Les interprètes talentueux incluent Elizabeth Banks dans le rôle de Robbie, la femme qui a rencontré Ty dans l’immeuble qu’ils partageaient et qui a noué une amitié rapide. Après quelques conversations ivres, Ty a vendu les antiquités de son père décédé et les deux ont démarré une entreprise ensemble en 1986, Ty Inc. Bien sûr, à mesure que la société se développait et que Beanie Babies était développée en 1993, Ty a mis Robbie de côté et Banks vend bien l’aspect trahison de ce récit commercial même si son personnage ressemble trop à un appareil pour les trois autres. Le va-et-vient constant au début de Ty Inc dans les années 80 et le succès retentissant des années 90 ne sont guère plus qu’une raison de payer pour plus de gouttes d’aiguilles de musique pop. Et le plus étrange, c’est à quel point cela vide le film de ses chapitres les plus importants, n’illustrant jamais comment Ty / Robbie est passé de rêveurs à des fournisseurs cyniques de consommation de masse, car le film n’est jamais autorisé à prendre de l’ampleur ou à suivre son développement. C’est l’un des scripts les plus déconcertants depuis des années.
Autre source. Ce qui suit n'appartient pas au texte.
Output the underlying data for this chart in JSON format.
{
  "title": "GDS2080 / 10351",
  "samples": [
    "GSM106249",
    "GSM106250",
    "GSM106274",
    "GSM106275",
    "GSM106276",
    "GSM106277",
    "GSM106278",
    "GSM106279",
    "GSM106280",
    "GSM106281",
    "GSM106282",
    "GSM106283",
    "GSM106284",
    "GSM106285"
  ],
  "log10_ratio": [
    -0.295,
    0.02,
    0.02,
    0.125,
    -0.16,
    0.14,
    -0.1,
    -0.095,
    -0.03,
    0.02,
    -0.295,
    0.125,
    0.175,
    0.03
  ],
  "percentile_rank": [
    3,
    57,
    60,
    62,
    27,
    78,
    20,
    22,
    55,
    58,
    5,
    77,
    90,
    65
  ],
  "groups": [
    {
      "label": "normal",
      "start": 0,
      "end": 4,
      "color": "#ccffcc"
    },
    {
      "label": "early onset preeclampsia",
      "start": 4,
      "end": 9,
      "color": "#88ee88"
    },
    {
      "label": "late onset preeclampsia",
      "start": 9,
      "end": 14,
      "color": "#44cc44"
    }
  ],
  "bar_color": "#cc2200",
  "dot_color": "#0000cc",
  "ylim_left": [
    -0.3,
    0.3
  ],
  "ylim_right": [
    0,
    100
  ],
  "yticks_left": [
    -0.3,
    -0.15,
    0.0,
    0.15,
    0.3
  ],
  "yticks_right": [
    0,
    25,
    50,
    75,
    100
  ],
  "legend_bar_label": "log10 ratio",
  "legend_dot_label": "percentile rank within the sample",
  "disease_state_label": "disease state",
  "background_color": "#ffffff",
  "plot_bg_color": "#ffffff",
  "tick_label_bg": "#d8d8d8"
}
Sarah Snook de la renommée de « Succession » se débrouille un peu mieux dans le rôle de Sheila, qui rencontre Ty à un moment où elle ne cherche pas vraiment l’amour ou le commerce, mais finit par l’épouser, et ses filles aident à concevoir les Beanie Babies. Encore une fois, que Ty finira par écarter Sheila et même ses belles-filles pour un gain financier est désespérément inévitable, mais Snook lui donne le meilleur admirable à un autre personnage superficiel. Il en va de même pour Geraldine Viswanathan dans le rôle de Maya, la femme qui a marqué l’histoire de deux manières (du moins telle que présentée dans le film). Lors d’un salon du jouet, elle dit à un client à la recherche de Beanie Babies épuisés qu’il s’agissait d’une série limitée, créant la demande de collectionneurs qui alimenterait le phénomène. On lui attribue également le commerce Internet pionnier, qui a été le briquet de cet engouement, alors que les collectionneurs comparaient leurs notes au début des forums de discussion.